Famous Dave's new prototype restaurant in Eden Prairie is a blast from its past. But more important, it could be a key to the company's future.
"Famous Dave's BBQ Shack,'' which opened near the Eden Prairie Center mall in December, is a foray into fast-casual dining, the restaurant business' hottest segment. Fast-casual refers to fast-food-style service, but with higher quality and more expensive fare -- think Chipotle or Panera.
It is the only restaurant segment to continue growing during the current rough economic times, according to a recent report by NPD, a market research firm.
Dave's is no stranger to the fast-casual concept. Its first outlets back in the mid-1990s featured counter service. A few of those restaurants still stand in the Twin Cities, but the company moved to a full-service model by 2000.
Dave's focus on full-service isn't changing, but the company is hoping its new shack concept will augment its core business.
Famous Dave's chief executive Christopher O'Donnell spoke recently about growth strategies for the Minnetonka-based company, which has 186 restaurants in 36 states and $155 million in annual sales.
QHas the weak economy cooled your expansion plans?
AWe've grown prudently. Since the Great Recession in 2008, we have opened about 35 restaurants on a net basis. This year we anticipate opening 15 more, including two quick-casual shacks. And we will open a full-service restaurant in Winnipeg in June.

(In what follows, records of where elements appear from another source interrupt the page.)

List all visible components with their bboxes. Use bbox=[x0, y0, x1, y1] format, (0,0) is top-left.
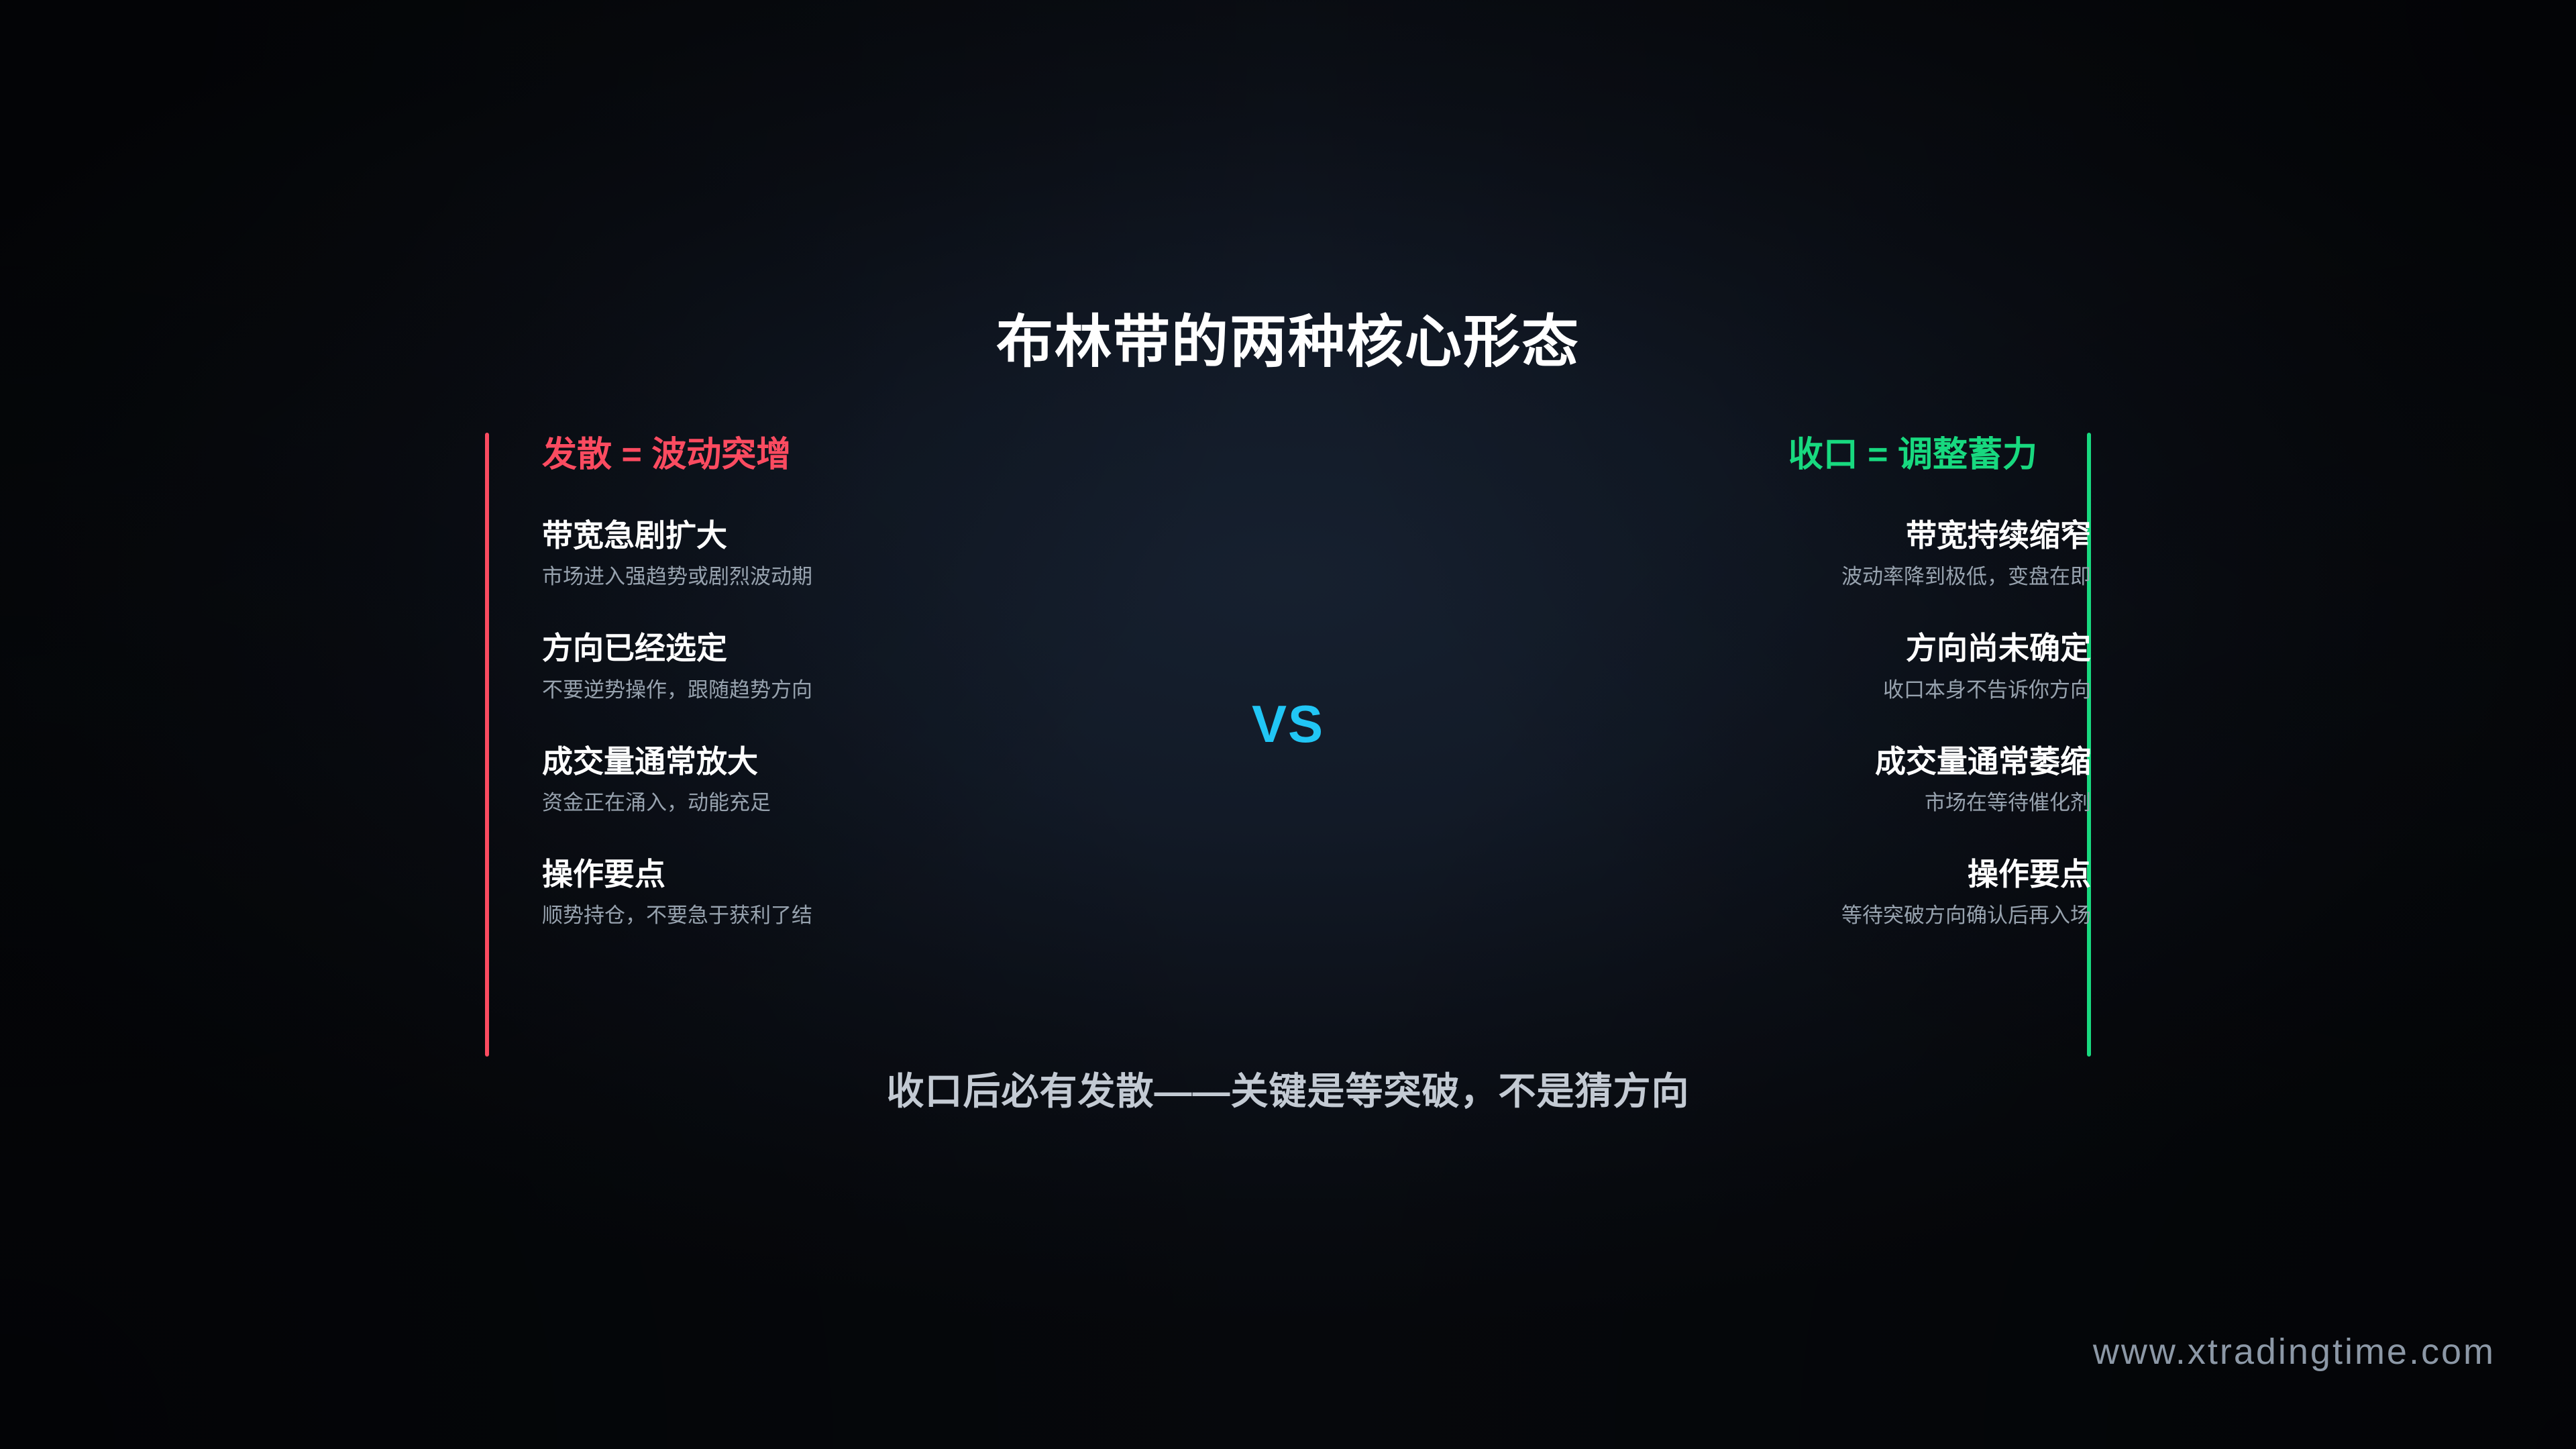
page-title: 布林带的两种核心形态 bbox=[0, 314, 2576, 371]
item-subtitle: 市场在等待催化剂 bbox=[1152, 790, 2091, 816]
slide-root: 布林带的两种核心形态 发散 = 波动突增 带宽急剧扩大 市场进入强趋势或剧烈波动… bbox=[0, 0, 2576, 1449]
list-item: 成交量通常萎缩 市场在等待催化剂 bbox=[1152, 743, 2091, 816]
item-title: 带宽持续缩窄 bbox=[1152, 517, 2091, 554]
vs-divider-label: VS bbox=[0, 698, 2576, 750]
summary-tagline: 收口后必有发散——关键是等突破，不是猜方向 bbox=[0, 1071, 2576, 1112]
list-item: 方向尚未确定 收口本身不告诉你方向 bbox=[1152, 629, 2091, 703]
left-column-heading: 发散 = 波动突增 bbox=[542, 436, 791, 474]
right-column-heading: 收口 = 调整蓄力 bbox=[1788, 436, 2037, 474]
item-subtitle: 等待突破方向确认后再入场 bbox=[1152, 902, 2091, 929]
item-title: 操作要点 bbox=[1152, 855, 2091, 893]
list-item: 操作要点 等待突破方向确认后再入场 bbox=[1152, 855, 2091, 929]
item-title: 方向尚未确定 bbox=[1152, 629, 2091, 667]
site-watermark: www.xtradingtime.com bbox=[2093, 1334, 2496, 1370]
item-subtitle: 波动率降到极低，变盘在即 bbox=[1152, 564, 2091, 590]
list-item: 带宽持续缩窄 波动率降到极低，变盘在即 bbox=[1152, 517, 2091, 590]
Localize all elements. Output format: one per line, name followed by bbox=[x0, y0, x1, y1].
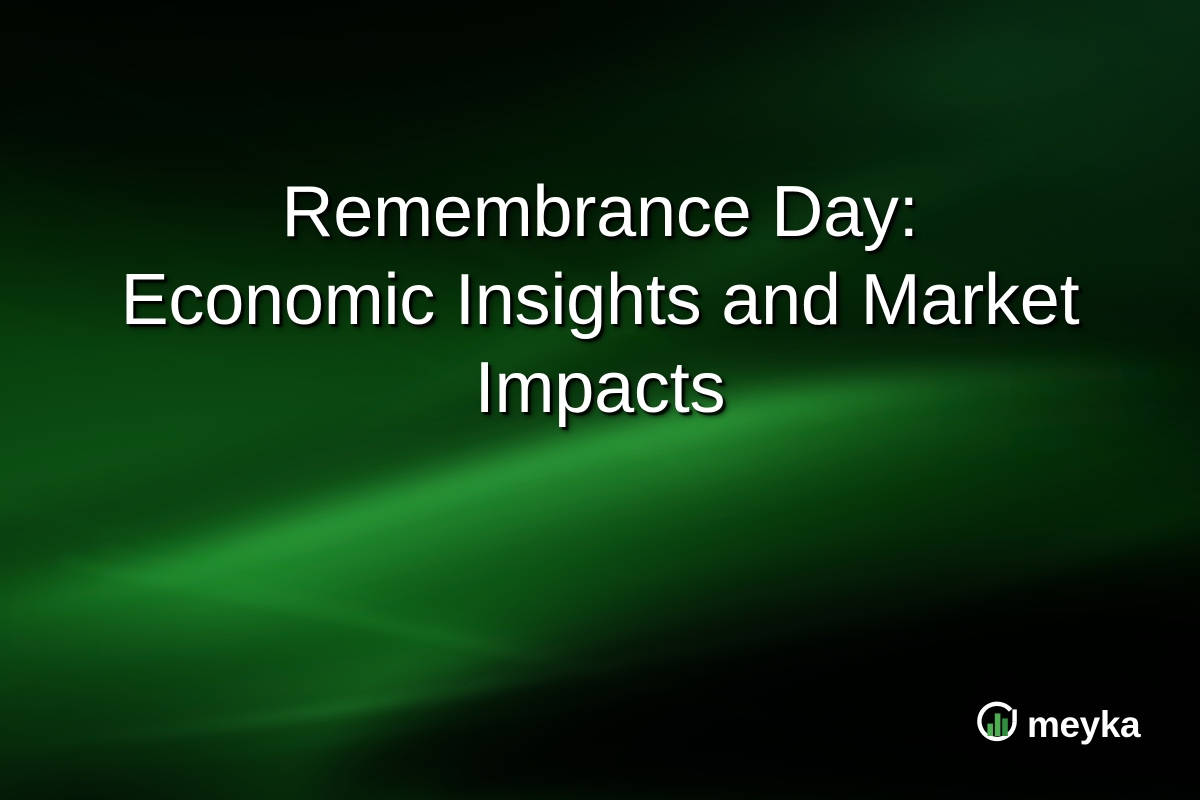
title-line-2: Economic Insights and Market bbox=[0, 256, 1200, 344]
slide-canvas: Remembrance Day: Economic Insights and M… bbox=[0, 0, 1200, 800]
meyka-wordmark: meyka bbox=[1027, 706, 1140, 743]
meyka-logo[interactable]: meyka bbox=[972, 698, 1140, 748]
title-line-3: Impacts bbox=[0, 344, 1200, 432]
title-line-1: Remembrance Day: bbox=[0, 168, 1200, 256]
slide-title: Remembrance Day: Economic Insights and M… bbox=[0, 168, 1200, 432]
meyka-bar-chart-ring-logo-icon bbox=[972, 698, 1022, 748]
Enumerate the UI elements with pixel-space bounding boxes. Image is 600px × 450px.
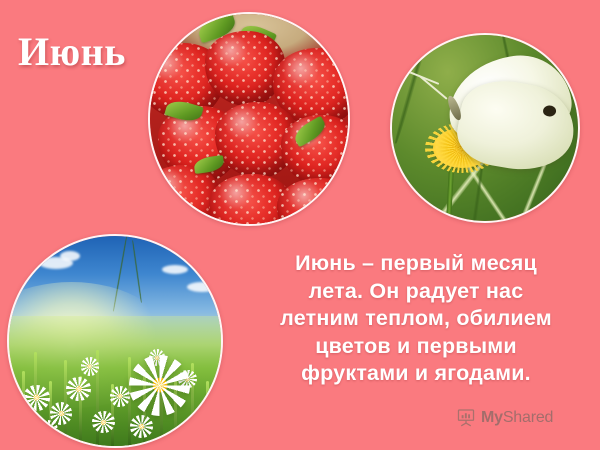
photo-strawberries [148,12,350,226]
photo-butterfly [390,33,580,223]
body-line: Июнь – первый месяц [240,250,592,278]
presentation-chart-icon [456,408,476,427]
watermark-suffix: Shared [503,409,553,426]
slide-canvas: Июнь [0,0,600,450]
butterfly-illustration [392,35,578,221]
photo-daisy-meadow [7,234,223,448]
body-line: лета. Он радует нас [240,278,592,306]
body-line: летним теплом, обилием [240,305,592,333]
watermark-text: MyShared [481,409,553,427]
body-paragraph: Июнь – первый месяц лета. Он радует нас … [240,250,592,388]
daisy-meadow-illustration [9,236,221,446]
body-line: фруктами и ягодами. [240,360,592,388]
body-line: цветов и первыми [240,333,592,361]
page-title: Июнь [18,32,126,72]
watermark: MyShared [456,408,553,427]
watermark-prefix: My [481,409,503,426]
strawberry-illustration [150,14,348,224]
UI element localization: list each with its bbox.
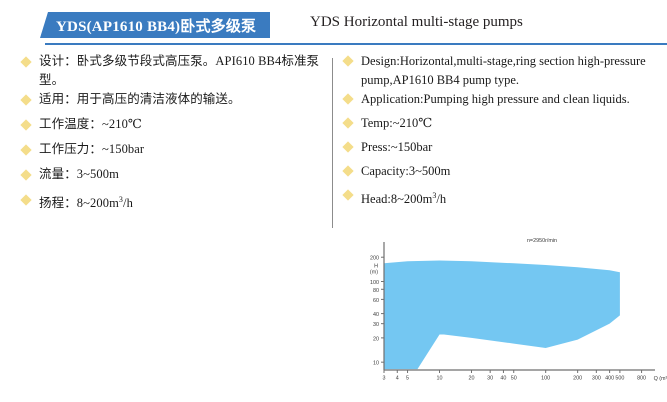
diamond-bullet-icon [20,119,31,130]
list-item: 工作压力：~150bar [22,140,327,165]
x-tick-label: 3 [383,376,386,382]
diamond-bullet-icon [342,141,353,152]
list-item-label: Press:~150bar [361,138,662,157]
spec-list-english: Design:Horizontal,multi-stage,ring secti… [344,52,662,210]
y-tick-label: 20 [373,336,379,342]
x-tick-label: 20 [468,376,474,382]
x-axis-title: Q (m³/h) [654,376,667,382]
y-tick-label: 40 [373,312,379,318]
performance-envelope-svg: 102030406080100200H(m)345102030405010020… [352,230,667,402]
y-tick-label: 200 [370,256,379,262]
list-item-label: 工作温度：~210℃ [39,115,327,134]
list-item-label: Design:Horizontal,multi-stage,ring secti… [361,52,662,90]
list-item: Temp:~210℃ [344,114,662,138]
list-item: 适用：用于高压的清洁液体的输送。 [22,90,327,115]
list-item: 工作温度：~210℃ [22,115,327,140]
x-tick-label: 50 [511,376,517,382]
list-item-text: Head:8~200m [361,192,432,206]
list-item: Head:8~200m3/h [344,186,662,210]
diamond-bullet-icon [20,56,31,67]
diamond-bullet-icon [342,93,353,104]
y-tick-label: 80 [373,288,379,294]
diamond-bullet-icon [342,165,353,176]
diamond-bullet-icon [20,194,31,205]
x-tick-label: 800 [637,376,646,382]
x-tick-label: 200 [573,376,582,382]
y-tick-label: 100 [370,280,379,286]
diamond-bullet-icon [20,169,31,180]
x-tick-label: 4 [396,376,399,382]
y-tick-label: 60 [373,298,379,304]
list-item: Press:~150bar [344,138,662,162]
list-item: Application:Pumping high pressure and cl… [344,90,662,114]
page-title: YDS(AP1610 BB4)卧式多级泵 [56,15,256,36]
y-axis-title-unit: (m) [370,269,378,275]
list-item-label: 设计：卧式多级节段式高压泵。API610 BB4标准泵型。 [39,52,327,90]
y-tick-label: 10 [373,361,379,367]
spec-columns: 设计：卧式多级节段式高压泵。API610 BB4标准泵型。 适用：用于高压的清洁… [0,52,667,232]
diamond-bullet-icon [342,55,353,66]
page-header: YDS(AP1610 BB4)卧式多级泵 YDS Horizontal mult… [0,0,667,50]
x-tick-label: 40 [500,376,506,382]
list-item: 扬程：8~200m3/h [22,190,327,215]
list-item-label: 工作压力：~150bar [39,140,327,159]
title-banner: YDS(AP1610 BB4)卧式多级泵 [40,12,270,38]
envelope-area [384,260,620,369]
chart-annotation: n=2950r/min [527,238,557,244]
list-item: 设计：卧式多级节段式高压泵。API610 BB4标准泵型。 [22,52,327,90]
list-item-tail: /h [436,192,446,206]
list-item-tail: /h [123,196,133,210]
list-item-label: 流量：3~500m [39,165,327,184]
list-item-label: Temp:~210℃ [361,114,662,133]
page-subtitle: YDS Horizontal multi-stage pumps [310,14,523,31]
x-tick-label: 500 [615,376,624,382]
x-tick-label: 400 [605,376,614,382]
list-item-text: 扬程：8~200m [39,196,119,210]
column-divider [332,58,333,228]
diamond-bullet-icon [20,94,31,105]
diamond-bullet-icon [342,189,353,200]
x-tick-label: 10 [437,376,443,382]
list-item-label: Head:8~200m3/h [361,186,662,209]
x-tick-label: 30 [487,376,493,382]
list-item: Capacity:3~500m [344,162,662,186]
x-tick-label: 100 [541,376,550,382]
spec-list-chinese: 设计：卧式多级节段式高压泵。API610 BB4标准泵型。 适用：用于高压的清洁… [22,52,327,215]
pump-performance-chart: 102030406080100200H(m)345102030405010020… [352,230,667,402]
list-item-label: Capacity:3~500m [361,162,662,181]
list-item: Design:Horizontal,multi-stage,ring secti… [344,52,662,90]
list-item-label: 扬程：8~200m3/h [39,190,327,213]
x-tick-label: 5 [406,376,409,382]
list-item-label: 适用：用于高压的清洁液体的输送。 [39,90,327,109]
list-item-label: Application:Pumping high pressure and cl… [361,90,662,109]
diamond-bullet-icon [342,117,353,128]
header-divider-rule [45,43,667,45]
list-item: 流量：3~500m [22,165,327,190]
y-tick-label: 30 [373,322,379,328]
x-tick-label: 300 [592,376,601,382]
diamond-bullet-icon [20,144,31,155]
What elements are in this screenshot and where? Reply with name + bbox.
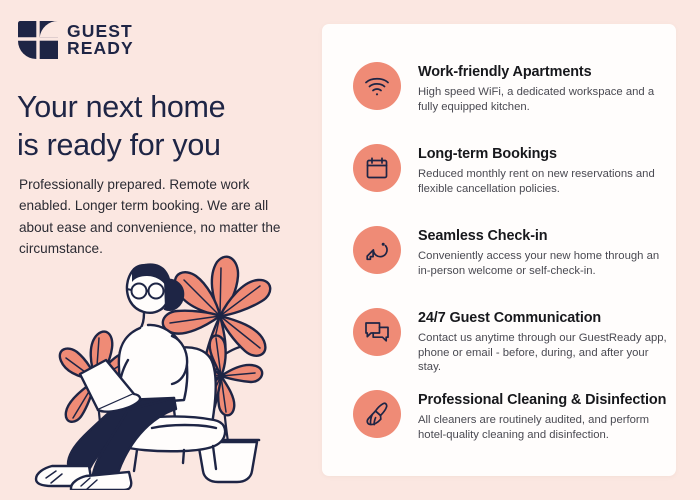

QIs that your first outlet outside the United States?
AYes. We have an area development agreement with a franchisee there and we will try to grow out in Winnipeg. We're excited about the opportunity. Famous Dave's Uptown blues club [in Minneapolis] gets a significant Canadian following.
QTell me about the new fast-casual concept, the BBQ Shack.
AThe Eden Prairie location is kind of freshening up our legacy. It has a drive-through window, state-of-the art electronic menu boards and a simpler, cleaner look in terms of ambience and design.
We narrowed the menu considerably to our core barbecue products. At that restaurant, we will also test different portion sizes, and an a la carte menu. So, you can get a pork sandwich, and if you so desire, that's all -- no sides.
QHow have consumers responded?
APositively. The concept is attracting a younger demographic, so we are getting 16- to 24-year-olds coming in by themselves or in groups. It's a format they are very comfortable with because of the Chipotles of the world. They don't have to be pressured by the service. They don't have to tip, so it can save them money. And younger families' kids love the electronic boards -- they'll just stop and stare at them.
QWhat's your strategy with the shack?
AWe'll get a lot of learning from Eden Prairie and then move into other areas. We anticipate opening a corporate-owned quick-casual restaurant in Chicago. And we have two franchisees with full-service restaurants in Portland [Ore.] interested in rolling out the concept there. We would like to get into the Washington, D.C., market, but the rents there for full-service locations are just too much. So this gives us a tool to get into D.C., since the shack concept costs less to build, and with a smaller footprint, it allows us to pay less rent. Also, with the shack I think we can get into some smaller markets. You don't have the population density in these markets to justify a full-service Dave's, but you do for the quick-causal concept.
QHow much less does it cost to develop a shack versus a full-service Dave's?
AFull-service that seats 150-some guests, you are looking at about a $3.3 million total investment including land. With the shack, and depending on the market, you can get in for significantly less. Generally, we are looking at around $1.4 million in costs for a shack with land.
QA few years out, will the shack make up a significant percentage of your restaurants, or is it a niche?
AI think it has the potential to be a significant player. We have almost 200 total restaurants already, and I anticipate 400 to 500 domestically in 10 to 12 years. So there could be 100 shack restaurants, or maybe 150.
QWhy did Dave's move away from counter service in the first place?
AWe saw at the time that we could differentiate ourselves by being full-service, by being sit-down. We felt we could go national and be really the only successful barbecue chain, and one of our niches would be full-service. Also, we found that as a public company in its early stages, average unit sales volumes were important to investors -- and volumes would be higher with full-service restaurants.